Suarez's frustration intensified five minutes before the break when Raheem Sterling's cross presented him with a tap-in. He tried to back-heel it and was again off target. The list of missed chances swelled in the second half, when Suarez was set up by Stewart Downing on the edge of the box but once more shot wide. Shortly after, Glen Johnson ran the length of the pitch only to have his goal-of-the-season attempt thwarted by 'keeper Vyacheslav Malafeev. It was another tale of 'what ifs' for Liverpool.
Zenit manager Luciano Spalletti knows what is in store next week, however. "At Anfield, the host fans become monsters and the players become beasts," he said.
There was at least one consolation. The scaremongering prior to the game which gave the impression Liverpool were playing in 1950s Alabama rather than St Petersburg proved unfounded. In fact, the growling Russian police looked more threatening than any sight of the militant fans' group 'Landscrona'.
The only reaction of note to a Liverpool player was reserved for former Zenit defender Martin Skrtel, who was applauded when his name was read out. Given Skrtel's culpability in both Zenit goals, he will no doubt be granted as much applause in the second leg.

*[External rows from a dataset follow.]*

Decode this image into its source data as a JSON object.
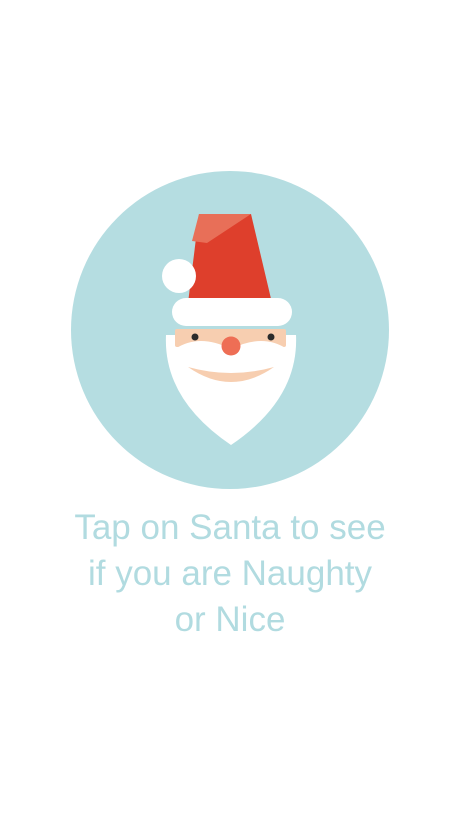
{
  "app": {
    "prompt_text": "Tap on Santa to see\nif you are Naughty\nor Nice"
  },
  "santa_button": {
    "icon": "santa-face-icon",
    "background_color": "#b5dde1"
  },
  "colors": {
    "hat_red": "#de3f2c",
    "hat_shade": "#e86f58",
    "skin": "#f7ceb0",
    "nose": "#ee6e55",
    "beard": "#ffffff",
    "text": "#b1dbe0"
  }
}
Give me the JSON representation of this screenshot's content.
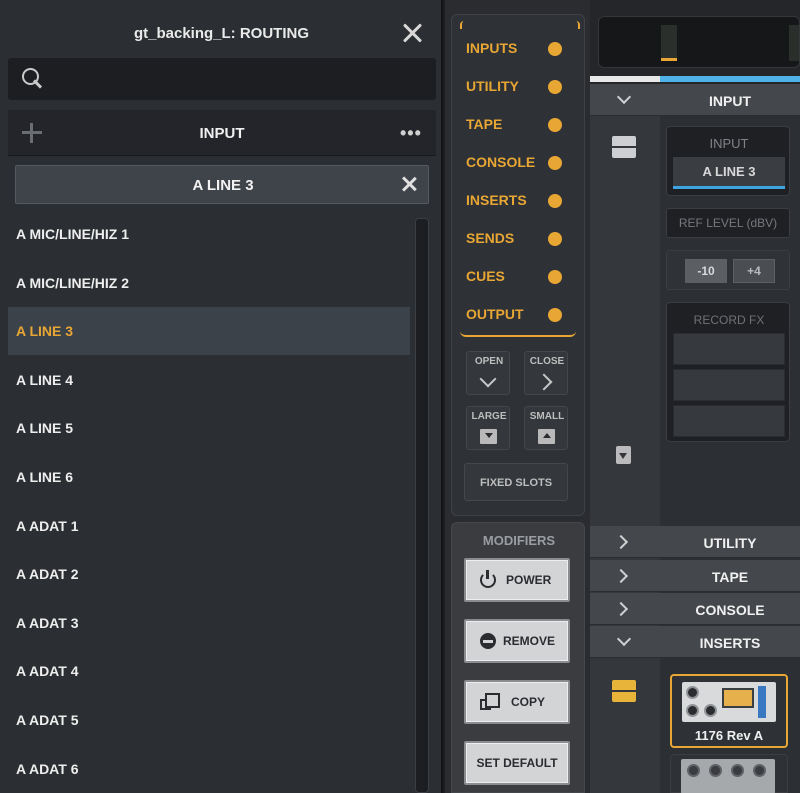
{
  "routing": {
    "title": "gt_backing_L: ROUTING",
    "search": {
      "placeholder": "",
      "value": ""
    },
    "section_title": "INPUT",
    "selected_value": "A LINE 3",
    "items": [
      {
        "label": "A MIC/LINE/HIZ 1",
        "selected": false
      },
      {
        "label": "A MIC/LINE/HIZ 2",
        "selected": false
      },
      {
        "label": "A LINE 3",
        "selected": true
      },
      {
        "label": "A LINE 4",
        "selected": false
      },
      {
        "label": "A LINE 5",
        "selected": false
      },
      {
        "label": "A LINE 6",
        "selected": false
      },
      {
        "label": "A ADAT 1",
        "selected": false
      },
      {
        "label": "A ADAT 2",
        "selected": false
      },
      {
        "label": "A ADAT 3",
        "selected": false
      },
      {
        "label": "A ADAT 4",
        "selected": false
      },
      {
        "label": "A ADAT 5",
        "selected": false
      },
      {
        "label": "A ADAT 6",
        "selected": false
      }
    ]
  },
  "categories": {
    "items": [
      "INPUTS",
      "UTILITY",
      "TAPE",
      "CONSOLE",
      "INSERTS",
      "SENDS",
      "CUES",
      "OUTPUT"
    ],
    "accent": "#e8a634",
    "open_label": "OPEN",
    "close_label": "CLOSE",
    "large_label": "LARGE",
    "small_label": "SMALL",
    "fixed_slots_label": "FIXED SLOTS"
  },
  "modifiers": {
    "title": "MODIFIERS",
    "power_label": "POWER",
    "remove_label": "REMOVE",
    "copy_label": "COPY",
    "set_default_label": "SET DEFAULT"
  },
  "strip": {
    "input_header": "INPUT",
    "input_block_title": "INPUT",
    "input_value": "A LINE 3",
    "ref_level_label": "REF LEVEL (dBV)",
    "ref_minus": "-10",
    "ref_plus": "+4",
    "record_fx_label": "RECORD FX",
    "utility_header": "UTILITY",
    "tape_header": "TAPE",
    "console_header": "CONSOLE",
    "inserts_header": "INSERTS",
    "plugin_name": "1176 Rev A",
    "meter_color": "#e8a634",
    "link_color": "#4fb3e8"
  }
}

Zenit demonstrated their attacking pedigree with a ruthlessness Liverpool crave. Pepe Reina, regularly criticised this season, was at his agile best to deny Hulk after five minutes, pushing a low drive wide.
The Brazilian also scuffed a shot against the post and you would not bet against Zenit succeeding where Liverpool failed and claiming the away goal.
When Rodgers led Liverpool into their Europa League campaign in the comforting July warmth, it felt like an inconvenient distraction. The frost left here is not just a consequence of sub-zero temperatures in the Petrovsky Stadium. Liverpool are in danger of being frozen out of the Europa League by Zenit.
Still in an unacceptable position in the league, unable to turn enterprising performances into points, Rodgers needs European success to ensure his debut campaign at Anfield amounts to more than unfulfilled promise.